Irmina empujó a Cira en el pecho con un poco más de fuerza de la necesaria. Ésta última solo sintió un dolor agudo y, cuando intentó devolver el golpe, Irmina agarró su muñeca y la empujó con fuerza. Sin ninguna defensa, Cira cayó al suelo, aterrizando sentada en los escalones; la transformación de Irmina en ese tiempo hizo que ella se sintiera desconcertada.
La Irmina de antes nunca se enojaba, no importaba cuánto la provocaran. Pero en ese momento, no se contenía y ante el menor disgusto, no dudaba en atacarla.
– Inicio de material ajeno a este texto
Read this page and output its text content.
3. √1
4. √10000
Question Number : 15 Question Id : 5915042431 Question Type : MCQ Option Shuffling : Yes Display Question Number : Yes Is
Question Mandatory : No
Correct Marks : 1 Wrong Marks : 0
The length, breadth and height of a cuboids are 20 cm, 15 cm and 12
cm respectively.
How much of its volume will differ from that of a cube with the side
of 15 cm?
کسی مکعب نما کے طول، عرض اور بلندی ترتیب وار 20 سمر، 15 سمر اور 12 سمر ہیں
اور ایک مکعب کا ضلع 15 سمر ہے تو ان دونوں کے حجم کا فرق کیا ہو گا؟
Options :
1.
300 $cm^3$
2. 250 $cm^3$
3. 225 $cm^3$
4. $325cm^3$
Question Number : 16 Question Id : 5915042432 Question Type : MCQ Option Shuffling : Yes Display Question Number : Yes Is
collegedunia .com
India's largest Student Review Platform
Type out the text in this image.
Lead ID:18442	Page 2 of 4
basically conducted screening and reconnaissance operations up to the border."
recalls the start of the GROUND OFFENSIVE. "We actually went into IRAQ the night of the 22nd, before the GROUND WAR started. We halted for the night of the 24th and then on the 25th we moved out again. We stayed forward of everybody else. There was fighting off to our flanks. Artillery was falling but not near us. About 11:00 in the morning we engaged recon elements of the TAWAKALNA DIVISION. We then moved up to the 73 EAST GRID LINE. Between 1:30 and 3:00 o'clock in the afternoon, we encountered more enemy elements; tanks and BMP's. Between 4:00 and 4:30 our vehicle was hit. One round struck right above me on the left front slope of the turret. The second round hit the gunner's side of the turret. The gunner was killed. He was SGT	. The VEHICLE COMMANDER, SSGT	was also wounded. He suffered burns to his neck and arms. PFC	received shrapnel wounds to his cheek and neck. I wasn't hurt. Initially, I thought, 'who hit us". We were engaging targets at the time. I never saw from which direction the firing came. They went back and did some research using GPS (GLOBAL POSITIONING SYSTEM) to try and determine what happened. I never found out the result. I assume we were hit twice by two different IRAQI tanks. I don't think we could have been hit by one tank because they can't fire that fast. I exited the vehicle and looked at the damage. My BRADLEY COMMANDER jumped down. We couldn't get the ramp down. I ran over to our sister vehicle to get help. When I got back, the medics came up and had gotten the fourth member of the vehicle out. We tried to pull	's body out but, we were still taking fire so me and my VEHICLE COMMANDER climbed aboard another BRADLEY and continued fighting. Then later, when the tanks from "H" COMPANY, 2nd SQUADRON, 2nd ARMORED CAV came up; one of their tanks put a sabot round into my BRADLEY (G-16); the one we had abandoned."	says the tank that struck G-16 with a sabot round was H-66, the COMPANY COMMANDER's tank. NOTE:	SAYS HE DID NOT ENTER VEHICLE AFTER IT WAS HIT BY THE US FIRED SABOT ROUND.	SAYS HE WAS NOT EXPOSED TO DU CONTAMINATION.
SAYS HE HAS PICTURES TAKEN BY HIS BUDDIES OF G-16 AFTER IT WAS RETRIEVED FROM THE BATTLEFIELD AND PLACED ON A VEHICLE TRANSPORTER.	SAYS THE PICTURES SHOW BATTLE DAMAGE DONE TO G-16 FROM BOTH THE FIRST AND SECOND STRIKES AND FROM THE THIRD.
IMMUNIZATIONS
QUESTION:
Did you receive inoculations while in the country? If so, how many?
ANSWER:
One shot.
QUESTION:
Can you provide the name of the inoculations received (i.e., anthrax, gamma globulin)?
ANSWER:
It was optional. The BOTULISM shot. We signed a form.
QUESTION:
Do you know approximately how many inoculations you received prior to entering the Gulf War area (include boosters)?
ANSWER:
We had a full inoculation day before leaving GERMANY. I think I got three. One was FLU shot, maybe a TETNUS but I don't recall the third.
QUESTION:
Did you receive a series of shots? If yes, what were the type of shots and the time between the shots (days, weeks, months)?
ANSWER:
Después de haber sufrido en manos de Irmina algunas veces, Cira tenía algo de miedo de que ella volviera a ponerle las manos encima; con los labios apretados y una mirada de odio fija, la enfrentó: "¿Qué estás diciendo? ¿Qué derecho tienes para echarnos? Voy a llamar a papá, que venga y te ponga en tu lugar".
Sabiendo que no podía ganarle, Cira sacó su celular temblorosamente y marcó el número de Marciano. Irmina la miró desde arriba y con una voz fría como el hielo dijo: "Esta casa ahora está a mi nombre, no importa a quién llames".
Al escuchar eso, Cira se quedó sin palabras, con una expresión de incredulidad mirándola, claramente sin entender qué estaba pasando.
Petrona corrió escaleras abajo para ayudarla a levantarse, lanzando miradas de reproche hacia Irmina: "Irmina, sea como sea, somos una familia. Puedes no aceptarme como tu madrastra, pero Cira siempre será tu hermana, ¿cómo puedes tratarla así?".